Мы с Никитой с разных планет. Он смотрит туда же, куда и я, но видит и чувствует что-то невообразимо другое. Иначе воспринимает запахи и звуки. Следует инстинктам и повинуется приказам вожака. Я понимаю это, но не верю самой себе. Никита так похож на обычного парня – в хорошем смысле этого слова. Он мог бы оказаться моим настоящим соседом, или старшекурсником на моем факультете, или братом моей подруги. Но он – зверодух.
Разные миры.
Разные звенья пищевой цепи.
Шаг в сторону – и я увижу в нем зверя.
Возможно, это будет последним, что я увижу.
…Тогда как же вышло, что единственным человеком, который коснулся моего сердца, оказался Волк?
Алекс
В реальность меня возвращает хлесткая пощечина. Такая звонкая, что гул в ушах продолжается еще несколько секунд, пока я пытаюсь понять, сон это или реальность. Все органы чувств уверяют – реальность. Тогда почему сейчас по-утреннему свежо и серо, если только что была ночь? Куда исчезла Шерон, прикосновения чьих губ моя плоть помнит до сих пор? И самое главное, какого черта я нахожусь не по дороге в город, а, судя по указателям, на пути к отелю. Не в машине, а возле нее. И передо мной стоит Леся с моим рюкзаком в ногах, готовая вот-вот взорваться, словно взболтанная бутылка шампанского?
– Привет, красотка! – улыбаюсь я и, пытаясь удержать Лесин взгляд, невольно прикладываю ладонь к пылающей щеке.
Пощечина смахивала на удар. Чувствую во рту привкус крови и на всякий случай провожу языком по зубам. Вроде все целы.

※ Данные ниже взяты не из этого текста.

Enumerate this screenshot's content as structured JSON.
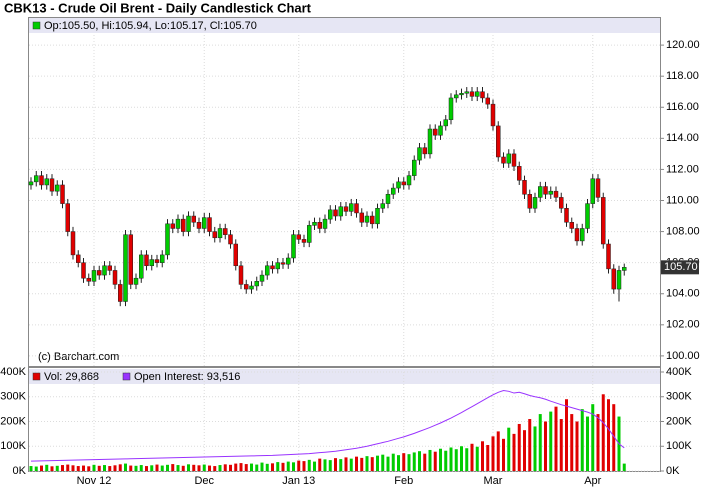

Хорошо. Допустим, я это заслужил.
Лесс отступает на шаг. Ее дыхание сбито, на рукавах майки, под мышками, – влажные следы, сандалии перепачканы – неужели всю дорогу от отеля она преодолела на своих двоих? А взгляд такой, что на него только бабочек для коллекции и нанизывать.
– Все еще злишься из-за ванной? – я потягиваюсь, разминаю плечи.
Меня выкинуло из реальности часов на пять. Причина ухода в провал, несомненно, в осколке, который я держал в руке, когда все завертелось с Шерон. Но почему я отсутствовал так долго – намного дольше, чем в кафе, когда грохнулся с раковины?..
– Так что, ты все еще… – поднимаю взгляд на Лесю, и едва успею перехватить ее ладонь в паре сантиметров от моего лица. – Да что я такого сделал?!
Ее рука дрожит, когда Леся, растопырив пальцы, подносит ладонь к своему уху.
– Я тебе позвонил? – ирония в моем голосе бьет через край.
Но шутка не удалась – Леся медленно, не отпуская моего взгляда, кивает. Я чувствую, как в солнечном сплетении завязывается болезненное, тревожное чувство. Леся не врет. Но я не помню звонка. Вообще. Машинально ощупываю нагрудный карман. Телефона нет.